Basketball is an intermittent sport with very high intensity demands. Players cover significant distances during a game with constant changes of pace and direction, and the aerobic system plays a critical role in recovery between those high intensity efforts.

What Level Should Basketball Players Aim For?

Guards / Small Forwards (Elite)

12–15

Elite national and professional level. Guards tend to show the strongest relationship between beep test score and match performance.

Centres / Power Forwards (Elite)

10–13

Strength and power are relatively more important for bigs, but aerobic base still supports recovery and late game performance.

Competitive Club / College

10–12

Reasonable target for competitive club and college level players.

Recreational

8–10

Good aerobic fitness relative to the demands of the game at recreational and social level.

The NBA draft combine does not currently use the standard beep test, preferring a lane agility drill and a three quarter court sprint.

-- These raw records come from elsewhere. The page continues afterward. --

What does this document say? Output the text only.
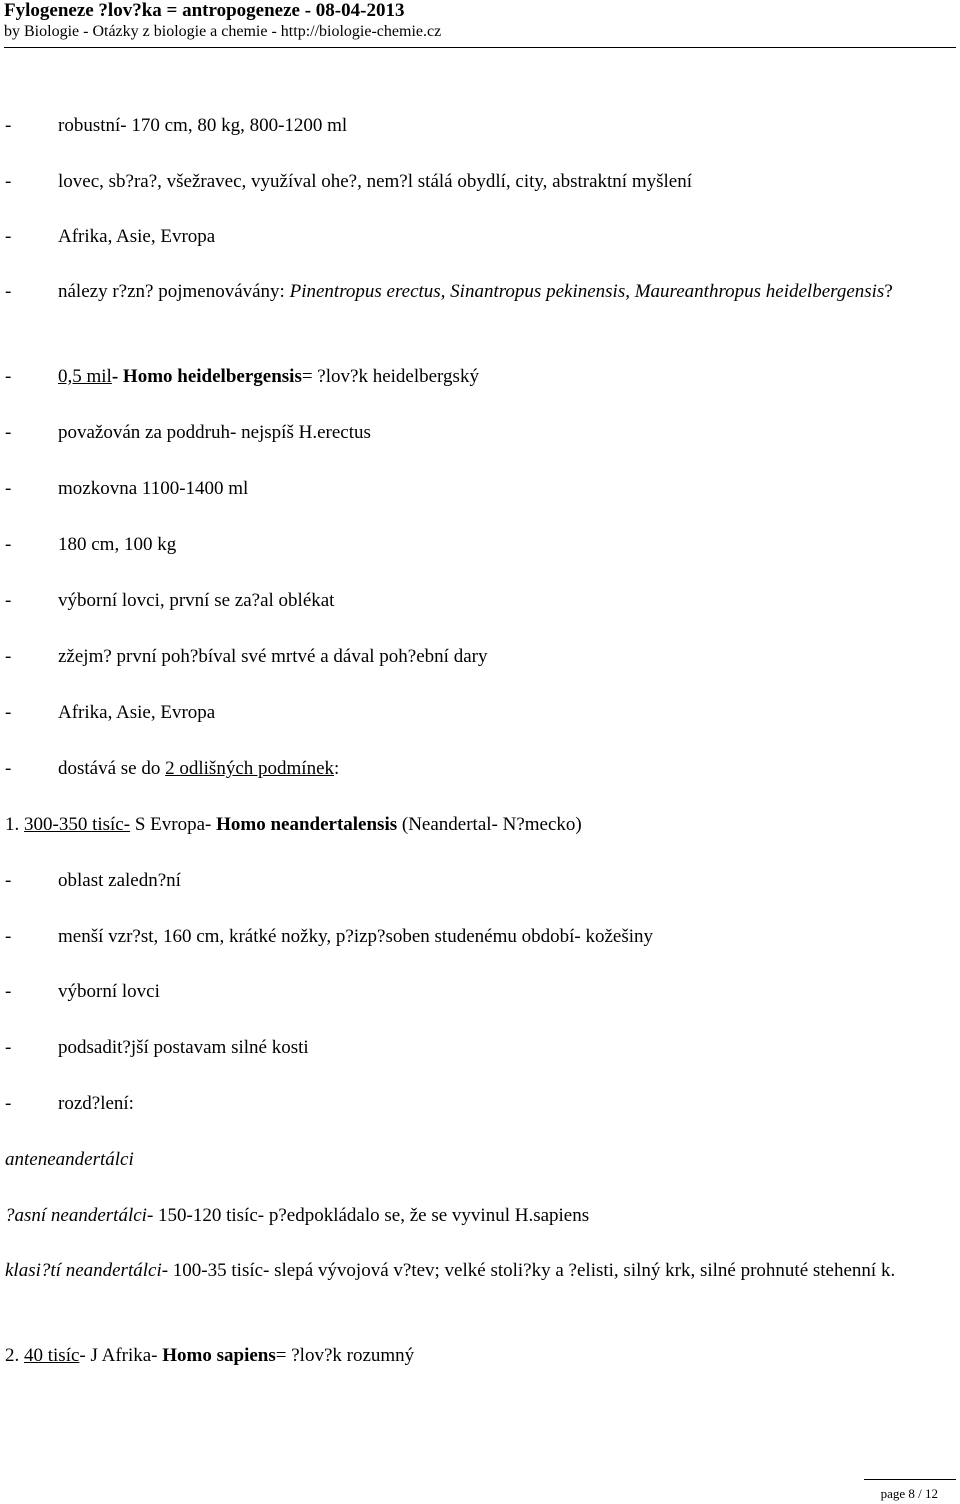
Fylogeneze ?lov?ka = antropogeneze - 08-04-2013
by Biologie - Otázky z biologie a chemie - http://biologie-chemie.cz
- robustní- 170 cm, 80 kg, 800-1200 ml
- lovec, sb?ra?, všežravec, využíval ohe?, nem?l stálá obydlí, city, abstraktní myšlení
- Afrika, Asie, Evropa
- nálezy r?zn? pojmenovávány: Pinentropus erectus, Sinantropus pekinensis, Maureanthropus heidelbergensis?
- 0,5 mil- Homo heidelbergensis= ?lov?k heidelbergský
- považován za poddruh- nejspíš H.erectus
- mozkovna 1100-1400 ml
- 180 cm, 100 kg
- výborní lovci, první se za?al oblékat
- zžejm? první poh?bíval své mrtvé a dával poh?ební dary
- Afrika, Asie, Evropa
- dostává se do 2 odlišných podmínek:
1. 300-350 tisíc- S Evropa- Homo neandertalensis (Neandertal- N?mecko)
- oblast zaledn?ní
- menší vzr?st, 160 cm, krátké nožky, p?izp?soben studenému období- kožešiny
- výborní lovci
- podsadit?jší postavam silné kosti
- rozd?lení:
anteneandertálci
?asní neandertálci- 150-120 tisíc- p?edpokládalo se, že se vyvinul H.sapiens
klasi?tí neandertálci- 100-35 tisíc- slepá vývojová v?tev; velké stoli?ky a ?elisti, silný krk, silné prohnuté stehenní k.
2. 40 tisíc- J Afrika- Homo sapiens= ?lov?k rozumný
page 8 / 12
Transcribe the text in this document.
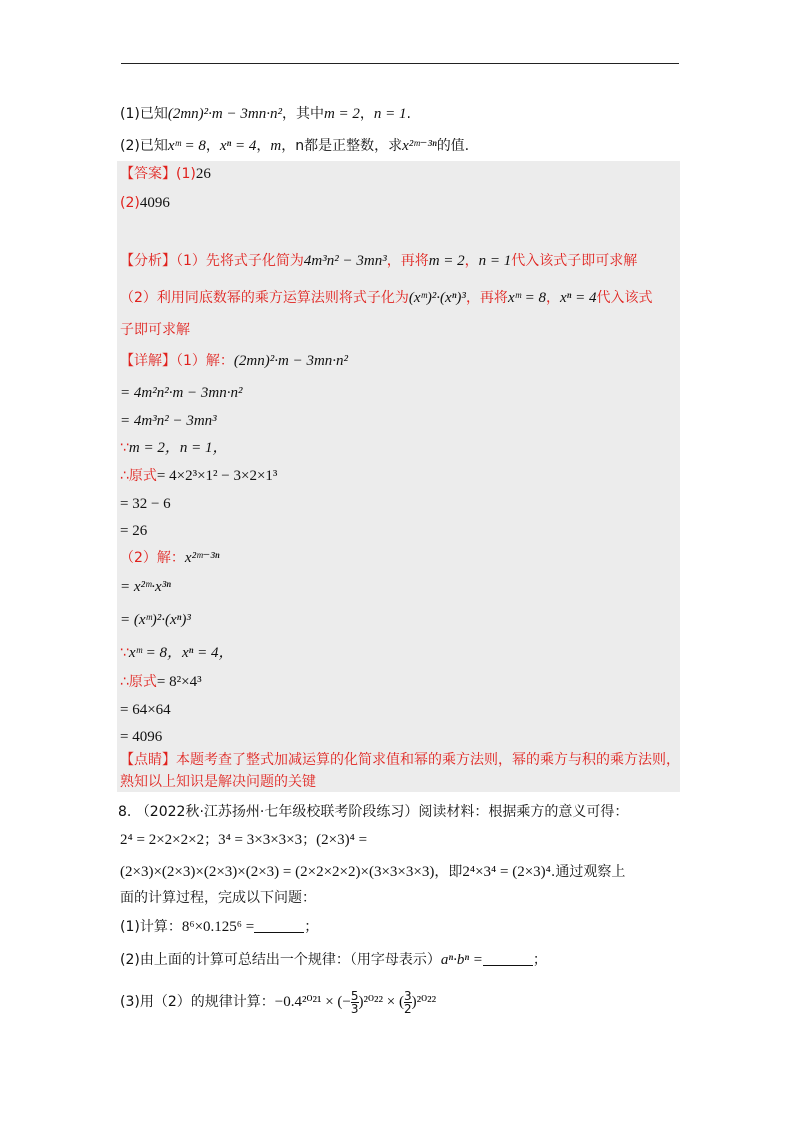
(1)已知(2mn)²·m − 3mn·n²，其中m = 2，n = 1.
(2)已知xᵐ = 8，xⁿ = 4，m，n都是正整数，求x²ᵐ⁻³ⁿ的值.
【答案】(1)26
(2)4096
【分析】（1）先将式子化简为4m³n² − 3mn³，再将m = 2，n = 1代入该式子即可求解
（2）利用同底数幂的乘方运算法则将式子化为(xᵐ)²·(xⁿ)³，再将xᵐ = 8，xⁿ = 4代入该式
子即可求解
【详解】（1）解：(2mn)²·m − 3mn·n²
= 4m²n²·m − 3mn·n²
= 4m³n² − 3mn³
∵m = 2，n = 1，
∴原式= 4×2³×1² − 3×2×1³
= 32 − 6
= 26
（2）解：x²ᵐ⁻³ⁿ
= x²ᵐ·x³ⁿ
= (xᵐ)²·(xⁿ)³
∵xᵐ = 8，xⁿ = 4，
∴原式= 8²×4³
= 64×64
= 4096
【点睛】本题考查了整式加减运算的化简求值和幂的乘方法则，幂的乘方与积的乘方法则，
熟知以上知识是解决问题的关键
8. （2022秋·江苏扬州·七年级校联考阶段练习）阅读材料：根据乘方的意义可得：
2⁴ = 2×2×2×2；3⁴ = 3×3×3×3；(2×3)⁴ =
(2×3)×(2×3)×(2×3)×(2×3) = (2×2×2×2)×(3×3×3×3)，即2⁴×3⁴ = (2×3)⁴.通过观察上
面的计算过程，完成以下问题：
(1)计算：8⁶×0.125⁶ =	；
(2)由上面的计算可总结出一个规律：（用字母表示）aⁿ·bⁿ =	；
(3)用（2）的规律计算：−0.4²⁰²¹ × (− $\frac{5}{3} )^{2022}$ × ( $\frac{3}{2} )^{2022}$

However, many professional leagues outside the US and collegiate programmes use the beep test as a fitness benchmark.

The Link Between Beep Test Score and Basketball Performance

Research on basketball fitness consistently shows a positive relationship between aerobic capacity (as estimated by VO2 max, which the beep test measures) and performance metrics including distance covered, high intensity running volume and recovery between efforts.

Guards, who cover the most ground and make the most high intensity efforts, tend to show the strongest relationship between beep test score and match performance. For bigs, strength and power are relatively more important, but aerobic base still supports recovery and late game performance.

Basketball Outside the NBA — Where the Beep Test Is Used

While the NBA draft combine uses its own fitness assessments, the beep test is standard in many other basketball contexts. The British Basketball League (BBL) in the UK, the NBL in Australia, collegiate programmes across Europe and national federation testing all use the 20 metre shuttle run as a core fitness benchmark. If you are aiming for professional basketball outside the NBA system, a strong beep test score is relevant to your selection profile.

For national junior programmes and university selection, the beep test is often used as a gating measure — players who fall below a certain threshold may be required to complete additional conditioning work before they can train at full intensity. Knowing your benchmark matters.

Female Basketball Standards

Published data from elite women's basketball suggests that WNBA and national league level players typically score in the range of level 10 to 13. The same positional pattern applies — guards and small forwards tend to score higher than post players. At competitive university and club level in the UK, a female basketball player targeting level 9 to 10 is aiming appropriately for their competitive level.

What the Research Shows

A number of published studies have looked at beep test scores across basketball populations. A consistent finding is that aerobic fitness — as measured by VO2 max estimates from the beep test — is positively associated with total distance covered during games, number of high intensity efforts, and late-game performance maintenance. Players who fade in the fourth quarter often show lower beep test scores than those who maintain their output.

This does not mean aerobic fitness is the only fitness quality that matters in basketball — strength, power, agility and skill are all at least as important. But it does mean that a low beep test score is likely costing you something in actual match performance, particularly in the final minutes of close games.

Training for Basketball

The interval training approach in this site's training guide is highly applicable to basketball. The weeks 3 to 5 sessions, which focus on training at and above current maximum level, directly build the high intensity aerobic capacity basketball demands.

For basketball players, it is also worth incorporating court based training — suicides, full court sprints and specific defensive footwork drills — alongside the shuttle work. These develop similar energy systems while also training basketball specific movement patterns.

Beep test training is best placed in the off-season and pre-season. During the season, one aerobic interval session per week is generally sufficient to maintain the fitness built pre-season. Attempting to significantly improve beep test scores during a full competitive season risks fatigue and injury.